In a cohort of antipsychotic-naïve schizophrenia (AN-SCZ) patients, the potential effects of major histocompatibility complex (MHC) risk variants were demonstrated. The study supported the notion that the immune system plays critical roles in the pathology of schizophrenia, which is mediated via the modulation of the development of cerebral cortical structures. 25 AN-SCZ patients and 51 healthy controls (HCs) were included. General linear models were used to identify associations between the average cortical thicknesses of each brain region (n=68) and each of the 11 single nucleotide polymorphisms (SNPs) in the MHC region in the AN-SCZ patients and HCs. Independent-sample t tests were also performed to investigate whether cortical thickness was significantly lower in the AN-SCZ patients than in HCs in the brain regions that were significantly associated with the SNPs. Among the findings:
- 7 of the 11 SNPs within the MHC region were significantly associated with cortical thickness only in the AN-SCZ patients; these include rs1635, rs1736913, rs2021722, rs204999, rs2523722, rs3131296, and rs9272105.
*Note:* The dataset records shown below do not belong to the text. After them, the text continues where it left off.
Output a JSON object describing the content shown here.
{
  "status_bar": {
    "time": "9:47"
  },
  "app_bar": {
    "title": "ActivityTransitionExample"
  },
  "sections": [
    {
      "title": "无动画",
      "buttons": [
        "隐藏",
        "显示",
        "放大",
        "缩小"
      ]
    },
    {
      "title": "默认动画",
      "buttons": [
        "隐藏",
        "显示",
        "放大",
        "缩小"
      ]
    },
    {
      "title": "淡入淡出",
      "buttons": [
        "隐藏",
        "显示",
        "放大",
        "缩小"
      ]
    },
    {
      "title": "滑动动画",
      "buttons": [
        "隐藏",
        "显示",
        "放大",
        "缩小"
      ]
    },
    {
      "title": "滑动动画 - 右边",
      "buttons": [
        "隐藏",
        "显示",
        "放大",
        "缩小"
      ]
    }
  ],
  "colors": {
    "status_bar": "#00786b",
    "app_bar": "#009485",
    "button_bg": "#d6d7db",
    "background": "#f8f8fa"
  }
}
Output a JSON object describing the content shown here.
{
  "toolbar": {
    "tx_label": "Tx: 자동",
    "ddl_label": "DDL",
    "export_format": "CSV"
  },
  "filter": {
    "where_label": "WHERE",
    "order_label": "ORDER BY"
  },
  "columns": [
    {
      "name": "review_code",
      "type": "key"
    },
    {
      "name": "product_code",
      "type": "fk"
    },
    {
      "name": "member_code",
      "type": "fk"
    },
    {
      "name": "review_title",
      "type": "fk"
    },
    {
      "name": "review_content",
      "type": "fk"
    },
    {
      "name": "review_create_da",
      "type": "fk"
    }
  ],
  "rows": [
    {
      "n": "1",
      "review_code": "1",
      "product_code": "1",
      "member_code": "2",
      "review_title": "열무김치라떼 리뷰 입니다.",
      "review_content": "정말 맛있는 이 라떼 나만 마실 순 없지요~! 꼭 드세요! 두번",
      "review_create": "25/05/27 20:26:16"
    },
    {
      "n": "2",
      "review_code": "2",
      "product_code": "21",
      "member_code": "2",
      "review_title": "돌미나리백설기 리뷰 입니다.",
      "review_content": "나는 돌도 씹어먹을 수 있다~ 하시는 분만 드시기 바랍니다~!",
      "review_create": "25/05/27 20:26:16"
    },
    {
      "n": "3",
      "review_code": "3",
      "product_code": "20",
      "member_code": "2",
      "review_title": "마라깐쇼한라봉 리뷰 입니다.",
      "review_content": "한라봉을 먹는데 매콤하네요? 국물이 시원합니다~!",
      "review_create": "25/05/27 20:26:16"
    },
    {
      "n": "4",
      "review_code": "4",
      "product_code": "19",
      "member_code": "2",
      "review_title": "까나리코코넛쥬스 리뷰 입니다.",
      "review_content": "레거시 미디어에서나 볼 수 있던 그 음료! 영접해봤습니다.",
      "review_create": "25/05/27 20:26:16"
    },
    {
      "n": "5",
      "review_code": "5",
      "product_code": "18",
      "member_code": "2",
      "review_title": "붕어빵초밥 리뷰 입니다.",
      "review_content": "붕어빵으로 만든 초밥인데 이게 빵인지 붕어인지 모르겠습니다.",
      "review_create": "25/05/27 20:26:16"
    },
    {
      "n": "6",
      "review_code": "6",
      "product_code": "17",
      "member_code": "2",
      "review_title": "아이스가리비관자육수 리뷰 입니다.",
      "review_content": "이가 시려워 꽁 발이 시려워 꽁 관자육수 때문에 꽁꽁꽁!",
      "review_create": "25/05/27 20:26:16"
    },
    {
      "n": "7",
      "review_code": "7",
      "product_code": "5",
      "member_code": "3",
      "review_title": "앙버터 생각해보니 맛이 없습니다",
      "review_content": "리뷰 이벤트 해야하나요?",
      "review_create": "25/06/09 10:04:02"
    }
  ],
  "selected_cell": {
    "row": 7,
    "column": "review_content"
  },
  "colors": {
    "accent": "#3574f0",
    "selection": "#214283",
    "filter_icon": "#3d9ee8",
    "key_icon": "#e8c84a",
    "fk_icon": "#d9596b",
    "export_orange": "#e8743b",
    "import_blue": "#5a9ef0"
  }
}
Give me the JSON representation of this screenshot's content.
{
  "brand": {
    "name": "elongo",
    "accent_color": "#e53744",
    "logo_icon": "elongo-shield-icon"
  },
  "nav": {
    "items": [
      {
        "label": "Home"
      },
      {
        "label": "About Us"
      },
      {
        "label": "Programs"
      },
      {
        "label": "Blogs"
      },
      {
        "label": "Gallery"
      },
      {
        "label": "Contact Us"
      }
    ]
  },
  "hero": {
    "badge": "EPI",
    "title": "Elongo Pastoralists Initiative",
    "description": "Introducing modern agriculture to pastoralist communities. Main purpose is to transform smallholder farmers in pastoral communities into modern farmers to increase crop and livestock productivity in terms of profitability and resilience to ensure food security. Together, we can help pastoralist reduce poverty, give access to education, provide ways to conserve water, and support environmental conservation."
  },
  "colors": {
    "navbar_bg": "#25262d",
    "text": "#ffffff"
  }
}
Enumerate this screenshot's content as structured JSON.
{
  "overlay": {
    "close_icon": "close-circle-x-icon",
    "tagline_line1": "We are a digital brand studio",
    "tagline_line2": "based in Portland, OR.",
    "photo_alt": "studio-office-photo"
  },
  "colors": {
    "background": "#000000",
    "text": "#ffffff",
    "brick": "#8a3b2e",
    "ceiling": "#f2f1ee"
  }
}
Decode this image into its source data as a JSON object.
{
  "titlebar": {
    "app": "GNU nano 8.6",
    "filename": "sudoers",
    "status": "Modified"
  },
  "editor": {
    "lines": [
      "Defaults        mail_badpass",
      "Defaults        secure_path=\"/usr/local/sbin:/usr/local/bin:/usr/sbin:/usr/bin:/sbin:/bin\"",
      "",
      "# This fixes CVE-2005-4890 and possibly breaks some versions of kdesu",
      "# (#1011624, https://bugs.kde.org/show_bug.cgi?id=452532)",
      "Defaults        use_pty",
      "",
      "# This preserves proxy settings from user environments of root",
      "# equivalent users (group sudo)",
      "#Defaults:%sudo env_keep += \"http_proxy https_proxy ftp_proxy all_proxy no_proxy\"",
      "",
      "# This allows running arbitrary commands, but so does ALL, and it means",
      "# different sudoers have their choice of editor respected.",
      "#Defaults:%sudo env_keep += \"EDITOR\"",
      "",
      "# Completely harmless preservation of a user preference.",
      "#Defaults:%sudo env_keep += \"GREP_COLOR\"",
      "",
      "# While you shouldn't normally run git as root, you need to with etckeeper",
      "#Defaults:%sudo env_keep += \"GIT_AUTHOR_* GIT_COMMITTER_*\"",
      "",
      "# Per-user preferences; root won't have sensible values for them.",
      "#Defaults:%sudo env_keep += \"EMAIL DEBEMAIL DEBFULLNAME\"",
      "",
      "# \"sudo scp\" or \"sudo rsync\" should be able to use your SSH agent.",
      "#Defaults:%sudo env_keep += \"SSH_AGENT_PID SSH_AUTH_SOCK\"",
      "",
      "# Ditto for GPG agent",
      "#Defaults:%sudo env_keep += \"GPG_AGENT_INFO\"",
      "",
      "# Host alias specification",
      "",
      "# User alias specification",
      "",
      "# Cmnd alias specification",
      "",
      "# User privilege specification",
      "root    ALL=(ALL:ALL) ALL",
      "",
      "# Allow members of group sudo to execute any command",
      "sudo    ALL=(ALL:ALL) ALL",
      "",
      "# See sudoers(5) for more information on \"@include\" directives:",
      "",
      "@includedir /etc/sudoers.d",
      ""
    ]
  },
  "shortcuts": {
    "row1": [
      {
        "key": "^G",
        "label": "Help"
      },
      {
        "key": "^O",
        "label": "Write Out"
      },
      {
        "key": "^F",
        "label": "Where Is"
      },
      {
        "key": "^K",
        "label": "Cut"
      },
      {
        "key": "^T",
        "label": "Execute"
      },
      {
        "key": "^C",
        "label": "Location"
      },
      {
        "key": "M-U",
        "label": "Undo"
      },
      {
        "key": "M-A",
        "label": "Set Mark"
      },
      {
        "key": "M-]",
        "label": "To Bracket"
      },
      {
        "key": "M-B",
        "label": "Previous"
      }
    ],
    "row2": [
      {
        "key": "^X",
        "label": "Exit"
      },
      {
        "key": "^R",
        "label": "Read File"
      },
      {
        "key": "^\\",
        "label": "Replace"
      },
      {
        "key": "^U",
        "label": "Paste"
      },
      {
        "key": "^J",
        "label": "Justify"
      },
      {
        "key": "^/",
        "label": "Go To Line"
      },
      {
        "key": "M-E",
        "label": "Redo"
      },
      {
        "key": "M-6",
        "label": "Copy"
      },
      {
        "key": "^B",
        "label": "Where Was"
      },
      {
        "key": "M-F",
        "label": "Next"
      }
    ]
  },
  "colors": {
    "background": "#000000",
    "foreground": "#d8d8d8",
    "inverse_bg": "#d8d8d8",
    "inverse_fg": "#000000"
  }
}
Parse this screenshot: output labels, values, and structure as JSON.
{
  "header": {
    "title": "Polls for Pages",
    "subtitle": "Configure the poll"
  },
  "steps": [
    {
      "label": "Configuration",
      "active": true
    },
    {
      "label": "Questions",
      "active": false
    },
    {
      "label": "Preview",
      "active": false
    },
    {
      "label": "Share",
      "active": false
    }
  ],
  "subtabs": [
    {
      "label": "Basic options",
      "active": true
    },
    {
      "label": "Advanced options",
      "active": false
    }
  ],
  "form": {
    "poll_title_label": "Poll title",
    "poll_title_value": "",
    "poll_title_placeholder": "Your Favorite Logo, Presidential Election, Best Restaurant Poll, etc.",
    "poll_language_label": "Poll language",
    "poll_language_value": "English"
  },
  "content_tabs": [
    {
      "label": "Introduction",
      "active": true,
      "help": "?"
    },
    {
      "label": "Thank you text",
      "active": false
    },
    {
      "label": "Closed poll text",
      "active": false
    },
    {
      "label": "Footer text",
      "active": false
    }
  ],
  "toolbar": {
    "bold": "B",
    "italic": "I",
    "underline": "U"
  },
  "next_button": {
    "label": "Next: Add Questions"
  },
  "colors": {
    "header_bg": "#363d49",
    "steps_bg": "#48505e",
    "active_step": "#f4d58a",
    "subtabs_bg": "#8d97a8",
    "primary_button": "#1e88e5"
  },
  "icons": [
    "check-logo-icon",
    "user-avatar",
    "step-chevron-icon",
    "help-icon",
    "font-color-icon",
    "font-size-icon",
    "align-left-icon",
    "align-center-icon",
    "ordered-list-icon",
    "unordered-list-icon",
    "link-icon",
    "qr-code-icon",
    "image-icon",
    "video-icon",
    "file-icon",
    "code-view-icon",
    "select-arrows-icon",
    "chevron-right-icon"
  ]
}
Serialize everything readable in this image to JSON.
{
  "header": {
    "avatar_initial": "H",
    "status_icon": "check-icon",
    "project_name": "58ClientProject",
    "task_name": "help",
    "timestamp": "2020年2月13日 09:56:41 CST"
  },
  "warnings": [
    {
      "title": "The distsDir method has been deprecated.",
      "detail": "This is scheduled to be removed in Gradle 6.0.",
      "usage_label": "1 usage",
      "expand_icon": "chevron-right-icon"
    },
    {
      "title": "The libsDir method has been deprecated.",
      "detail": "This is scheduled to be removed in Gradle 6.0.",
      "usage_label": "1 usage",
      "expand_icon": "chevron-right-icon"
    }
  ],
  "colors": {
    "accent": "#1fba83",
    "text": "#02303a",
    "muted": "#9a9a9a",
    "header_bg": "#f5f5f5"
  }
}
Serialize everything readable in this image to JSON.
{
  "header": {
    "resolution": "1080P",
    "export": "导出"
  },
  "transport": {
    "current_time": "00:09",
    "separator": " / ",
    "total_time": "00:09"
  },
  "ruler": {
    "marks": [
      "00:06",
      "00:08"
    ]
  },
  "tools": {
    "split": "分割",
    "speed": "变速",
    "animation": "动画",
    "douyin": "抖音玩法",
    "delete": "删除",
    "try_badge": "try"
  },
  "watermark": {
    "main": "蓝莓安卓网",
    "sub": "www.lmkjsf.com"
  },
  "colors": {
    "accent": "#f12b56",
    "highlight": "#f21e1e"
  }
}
- The AN-SCZ patients had significantly thinner cortical thicknesses in the above brain regions, especially the prefrontal cortex.
- The left entorhinal region was negatively correlated with Positive and Negative Symptom Scale (PANSS) activation scores in the AN-SCZ group.
Tao B, Xiao Y, Hu N, et al. Reduced cortical thickness related to single nucleotide polymorphisms in the major histocompatibility complex region in antipsychotic-naïve schizophrenia. [Published online ahead of print March 28, 2019]. Brain Behav. doi:10.1002/brb3.1253.